Kanchan Chauhan; Juan M Hern; ez-Meza; Ana G Rodriguez-
Hern; ez; Karla Juarez-Moreno; Prakhar Sengar; Rafael
Vazquez-Duhalt

doi:10.21767/2471-9838-C2-012

Multifunctionalized biocatalytic P22 nanoreactor for combinatory treatment of ER+ breast cancer

EuroSciCon Conference on Nanotech & Nanobiotechnology Nano
July 12-13, 2018 Paris , France

Kanchan Chauhan, Juan M Hernandez-Meza, Ana G Rodriguez- Hernandez, Karla Juarez-Moreno, Prakhar Sengar and Rafael Vazquez-Duhalt

Center for Nanoscience and Nanotechnology-UNAM, Mexico

Posters & Accepted Abstracts: Nano Res Appl

DOI: 10.21767/2471-9838-C2-012

Abstract

Breast cancer is a leading cause of mortality in females worldwide.
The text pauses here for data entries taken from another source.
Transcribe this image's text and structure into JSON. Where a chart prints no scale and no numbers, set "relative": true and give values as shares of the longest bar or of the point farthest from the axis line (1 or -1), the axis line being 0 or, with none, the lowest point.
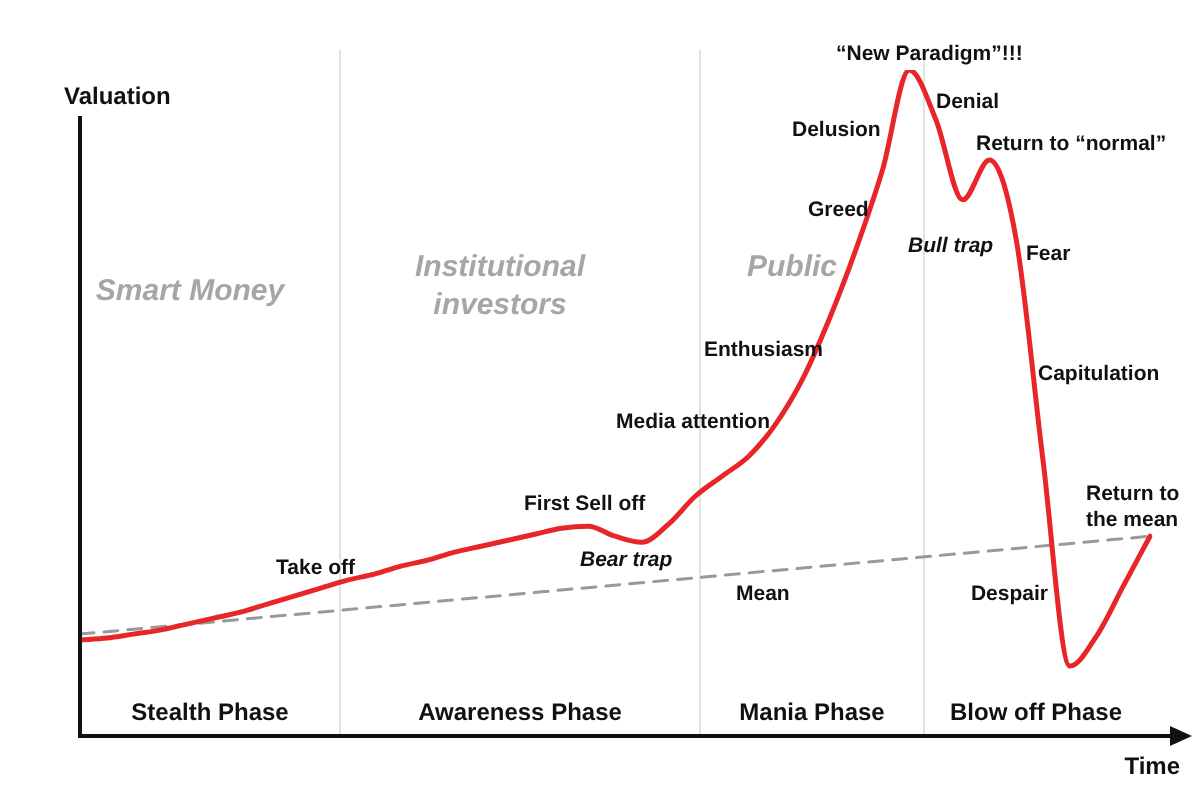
{
  "chart_data": {
    "type": "line",
    "relative": true,
    "xlabel": "Time",
    "ylabel": "Valuation",
    "marker": "none",
    "legend": false,
    "categories": [
      null,
      null,
      null,
      null,
      null,
      null,
      null,
      null,
      null,
      null,
      null,
      null,
      null,
      null,
      null,
      null,
      null,
      null,
      null,
      null,
      null,
      null,
      null,
      null,
      null,
      null,
      null,
      null,
      null,
      null,
      null,
      null,
      null,
      null,
      null,
      null,
      null,
      null,
      null,
      null,
      null
    ],
    "series": [
      {
        "color": "#e8262a",
        "line_style": "solid",
        "values": [
          0.144,
          0.147,
          0.153,
          0.159,
          0.168,
          0.177,
          0.186,
          0.198,
          0.21,
          0.222,
          0.234,
          0.243,
          0.255,
          0.264,
          0.276,
          0.285,
          0.294,
          0.303,
          0.312,
          0.315,
          0.3,
          0.291,
          0.318,
          0.36,
          0.39,
          0.42,
          0.468,
          0.535,
          0.625,
          0.73,
          0.85,
          1,
          0.925,
          0.805,
          0.865,
          0.745,
          0.414,
          0.105,
          0.15,
          0.225,
          0.3
        ]
      },
      {
        "color": "#999999",
        "line_style": "dashed",
        "values": [
          0.153,
          null,
          null,
          null,
          null,
          null,
          null,
          null,
          null,
          null,
          null,
          null,
          null,
          null,
          null,
          null,
          null,
          null,
          null,
          null,
          null,
          null,
          null,
          null,
          null,
          null,
          null,
          null,
          null,
          null,
          null,
          null,
          null,
          null,
          null,
          null,
          null,
          null,
          null,
          null,
          0.3
        ]
      }
    ],
    "annotations": [
      "Stealth Phase",
      "Awareness Phase",
      "Mania Phase",
      "Blow off Phase",
      "Smart Money",
      "Institutional investors",
      "Public",
      "Take off",
      "First Sell off",
      "Bear trap",
      "Mean",
      "Media attention",
      "Enthusiasm",
      "Greed",
      "Delusion",
      "“New Paradigm”!!!",
      "Denial",
      "Bull trap",
      "Return to “normal”",
      "Fear",
      "Capitulation",
      "Despair",
      "Return to the mean"
    ]
  }
}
Tamoxifen continues to be the standard endocrine therapy, which requires metabolic activation by cytochrome P450 enzymes (CYP). However, the lower and variable concentrations of CYP activity at the tumour remain major bottlenecks for the efficient treatment, causing severe side-effects. Combination nanotherapy has gained much recent attention for cancer treatment as it reduces the drug-associated toxicity without affecting the therapeutic response. The principle of combination therapy in cancer is to use approaches that work by different mechanisms of action. Here we show the modular design of P22 bacteriophage virus-like particles for nanoscale integration of virus-driven enzyme prodrug therapy and photodynamic therapy. The estrogen receptors (ER) are the major role players in the initiation and progression of breast cancer and represent a potential site for directing receptor-mediated cellular uptake. Thus, in our approach we have functionalized biocatalytic P22 with the well-known photosensitizer, protoporphyrin IX (PpIX) and the estradiol derivative for achieving targeted inhibition of ER+ breast tumour cells. The final nanoparticles, P22CYP-PpIX-PEG(EST) are characterized by TEM, DLS, zeta potential and photo-physical analysis. These functionalized nanoparticles are recognized by and internalized into ER+ breast tumour cells increasing the intracellular CYP activity and showing the ability to produce reactive oxygen species (ROS) upon UV365nm irradiation. The generated ROS in synergy with enzymatic activity drastically enhanced the tamoxifen sensitivity in vitro, leading to a strong inhibition of tumour cells, which may allow the reduced toxicity owing to the lower drug concentration, and may overcome the tumour reoccurrence limitation. Thus, the targeted combinatory treatment using multifunctionalized biocatalytic P22 represents the effective nanotherapeutics for ER+ breast cancer.